The Ridiculous Reason A Michigan Board Said No To A State Abortion Referendum

Republicans on the panel blocked the measure after Michiganders showed their support for it en masse.

A Michigan state elections panel voted along party lines Wednesday to block a proposal that could enshrine the right to abortion in the state constitution.

The reason? A typography issue.

Words were not misspelled ― nay, there was simply not sufficient spacing between some of them, apparently. (In graphic design, the space between characters is called “kerning.”)

The Michigan Board of State Canvassers deadlocked over whether to allow the abortion proposal to appear on the November ballot after a right-wing group challenged the proposal, which had been organized by the pro-choice group Reproductive Freedom for All.

The right-wing group, called Citizens to Support MI Women and Children, challenged the entire effort because, they said, minimal spacing in the text of the proposed amendment language reduced it to “gibberish.”

The canvassing board’s two Republican members voted to block the proposal, while two Democrats voted in favor of allowing it to appear before the voting public. A staff report from the state bureau of elections, overseen by Michigan’s Democratic secretary of state, had recommended approving the petition.

The drive to cement abortion rights in the Michigan constitution revealed a groundswell of support in the aftermath of the U.S. Supreme Court’s June 24 decision to overturn Roe v. Wade.
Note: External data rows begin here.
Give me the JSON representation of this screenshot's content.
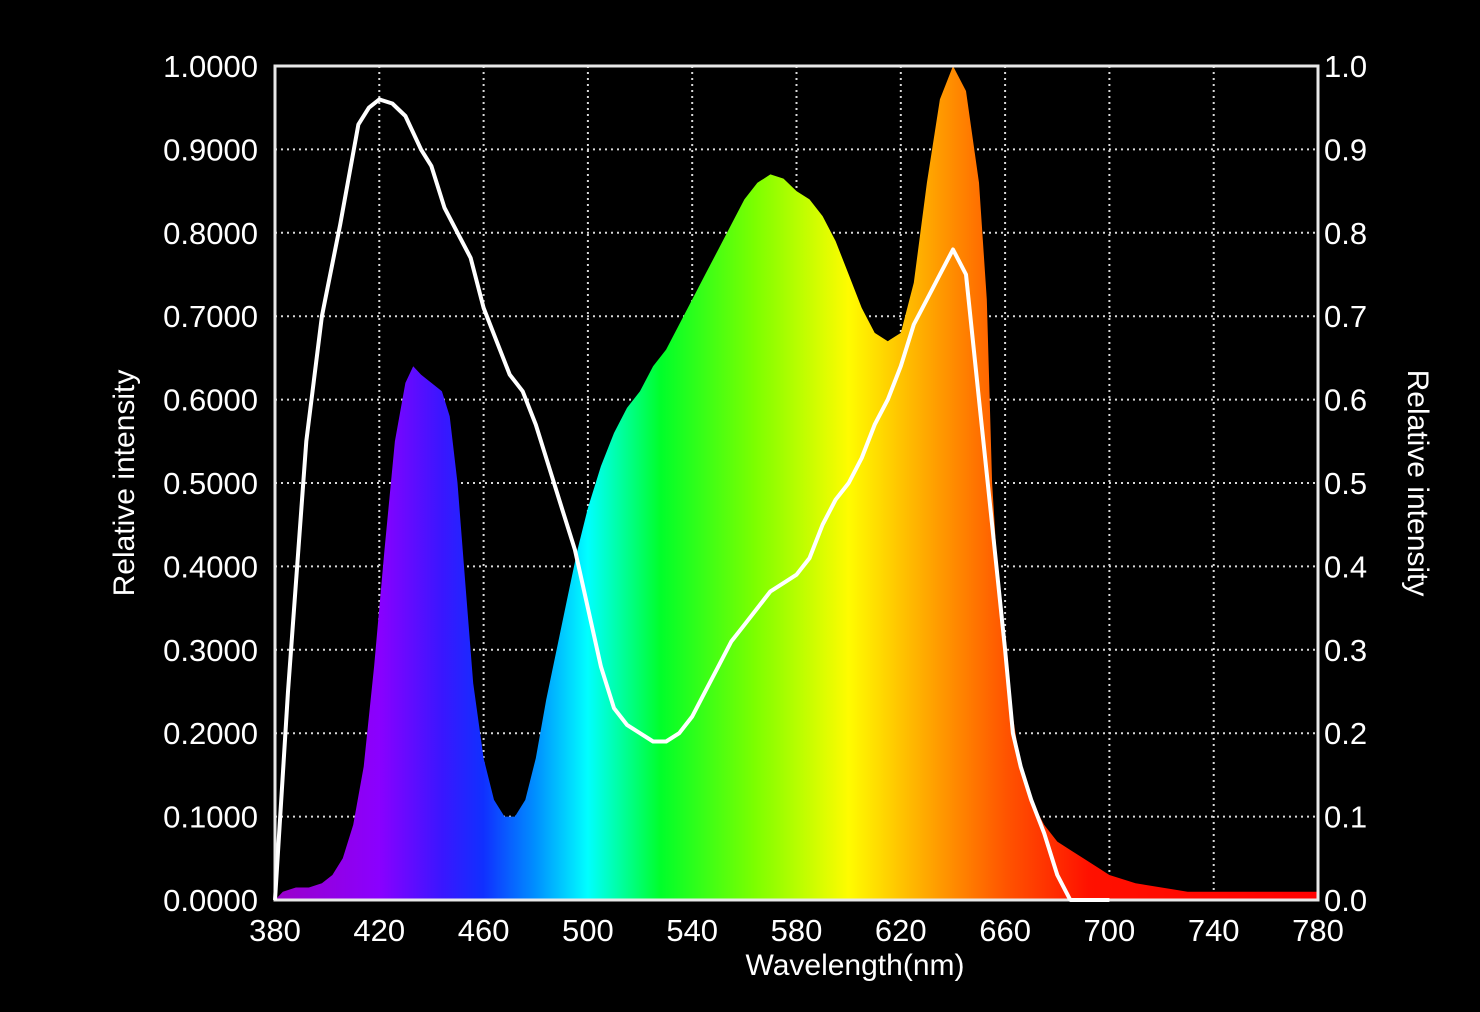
{
  "chart_data": {
    "type": "area",
    "title": "",
    "xlabel": "Wavelength(nm)",
    "ylabel_left": "Relative intensity",
    "ylabel_right": "Relative intensity",
    "xlim": [
      380,
      780
    ],
    "ylim_left": [
      0,
      1
    ],
    "ylim_right": [
      0,
      1
    ],
    "grid": true,
    "x_ticks": [
      "380",
      "420",
      "460",
      "500",
      "540",
      "580",
      "620",
      "660",
      "700",
      "740",
      "780"
    ],
    "y_ticks_left": [
      "1.0000",
      "0.9000",
      "0.8000",
      "0.7000",
      "0.6000",
      "0.5000",
      "0.4000",
      "0.3000",
      "0.2000",
      "0.1000",
      "0.0000"
    ],
    "y_ticks_right": [
      "1.0",
      "0.9",
      "0.8",
      "0.7",
      "0.6",
      "0.5",
      "0.4",
      "0.3",
      "0.2",
      "0.1",
      "0.0"
    ],
    "series": [
      {
        "style": "spectrum-filled-area",
        "axis": "left",
        "x": [
          380,
          383,
          388,
          393,
          398,
          402,
          406,
          410,
          414,
          418,
          422,
          426,
          430,
          433,
          436,
          440,
          444,
          447,
          450,
          453,
          456,
          460,
          464,
          468,
          472,
          476,
          480,
          484,
          488,
          492,
          496,
          500,
          505,
          510,
          515,
          520,
          525,
          530,
          535,
          540,
          545,
          550,
          555,
          560,
          565,
          570,
          575,
          580,
          585,
          590,
          595,
          600,
          605,
          610,
          615,
          620,
          625,
          630,
          635,
          640,
          645,
          650,
          653,
          655,
          658,
          662,
          666,
          670,
          675,
          680,
          685,
          690,
          695,
          700,
          710,
          720,
          730,
          740,
          750,
          760,
          770,
          780
        ],
        "y": [
          0.0,
          0.01,
          0.015,
          0.015,
          0.02,
          0.03,
          0.05,
          0.09,
          0.16,
          0.28,
          0.42,
          0.55,
          0.62,
          0.64,
          0.63,
          0.62,
          0.61,
          0.58,
          0.5,
          0.38,
          0.26,
          0.17,
          0.12,
          0.1,
          0.1,
          0.12,
          0.17,
          0.24,
          0.3,
          0.36,
          0.42,
          0.47,
          0.52,
          0.56,
          0.59,
          0.61,
          0.64,
          0.66,
          0.69,
          0.72,
          0.75,
          0.78,
          0.81,
          0.84,
          0.86,
          0.87,
          0.865,
          0.85,
          0.84,
          0.82,
          0.79,
          0.75,
          0.71,
          0.68,
          0.67,
          0.68,
          0.74,
          0.86,
          0.96,
          1.0,
          0.97,
          0.86,
          0.72,
          0.5,
          0.35,
          0.24,
          0.16,
          0.12,
          0.09,
          0.07,
          0.06,
          0.05,
          0.04,
          0.03,
          0.02,
          0.015,
          0.01,
          0.01,
          0.01,
          0.01,
          0.01,
          0.01
        ]
      },
      {
        "style": "white-line",
        "axis": "right",
        "x": [
          380,
          385,
          392,
          398,
          405,
          412,
          416,
          420,
          425,
          430,
          436,
          440,
          445,
          450,
          455,
          460,
          465,
          470,
          475,
          480,
          485,
          490,
          495,
          500,
          505,
          510,
          515,
          520,
          525,
          530,
          535,
          540,
          545,
          550,
          555,
          560,
          565,
          570,
          575,
          580,
          585,
          590,
          595,
          600,
          605,
          610,
          615,
          620,
          625,
          630,
          635,
          640,
          645,
          650,
          655,
          660,
          663,
          666,
          670,
          675,
          680,
          685,
          690,
          695,
          700
        ],
        "y": [
          0.0,
          0.25,
          0.55,
          0.7,
          0.81,
          0.93,
          0.95,
          0.96,
          0.955,
          0.94,
          0.9,
          0.88,
          0.83,
          0.8,
          0.77,
          0.71,
          0.67,
          0.63,
          0.61,
          0.57,
          0.52,
          0.47,
          0.42,
          0.35,
          0.28,
          0.23,
          0.21,
          0.2,
          0.19,
          0.19,
          0.2,
          0.22,
          0.25,
          0.28,
          0.31,
          0.33,
          0.35,
          0.37,
          0.38,
          0.39,
          0.41,
          0.45,
          0.48,
          0.5,
          0.53,
          0.57,
          0.6,
          0.64,
          0.69,
          0.72,
          0.75,
          0.78,
          0.75,
          0.6,
          0.45,
          0.3,
          0.2,
          0.16,
          0.12,
          0.08,
          0.03,
          0.0,
          0.0,
          0.0,
          0.0
        ]
      }
    ]
  }
}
Organizers needed to collect at least 425,059 signatures. That specific hurdle stemmed from a rule stipulating that proposals to alter the state constitution must be “signed by registered electors of the state equal in number to at least 10 percent of the total vote cast for all candidates for governor at the last preceding general election at which a governor was elected.”

In the end, they managed to collect more than 750,000 signatures.

All is not quite lost for abortion rights supporters in Michigan. The state’s left-leaning supreme court could intervene in the coming days, although they face a Sept. 9 deadline to set the text of the ballot, according to The Detroit News.

Abortion is currently legal in the Great Lakes state. But that could change if a 1931 anti-abortion law is eventually permitted to go into effect.

Michigan Gov. Gretchen Whitmer, a Democrat, has vowed to “fight like hell” to prevent the nearly century-old ban from becoming the law of the land. It criminalizes abortion with no exceptions for rape or incest. While the measure is currently blocked by a judge from taking effect, its conservative supporters say the fight is not over.

Enshrining the right to abortion in the state constitution, however, would settle the issue.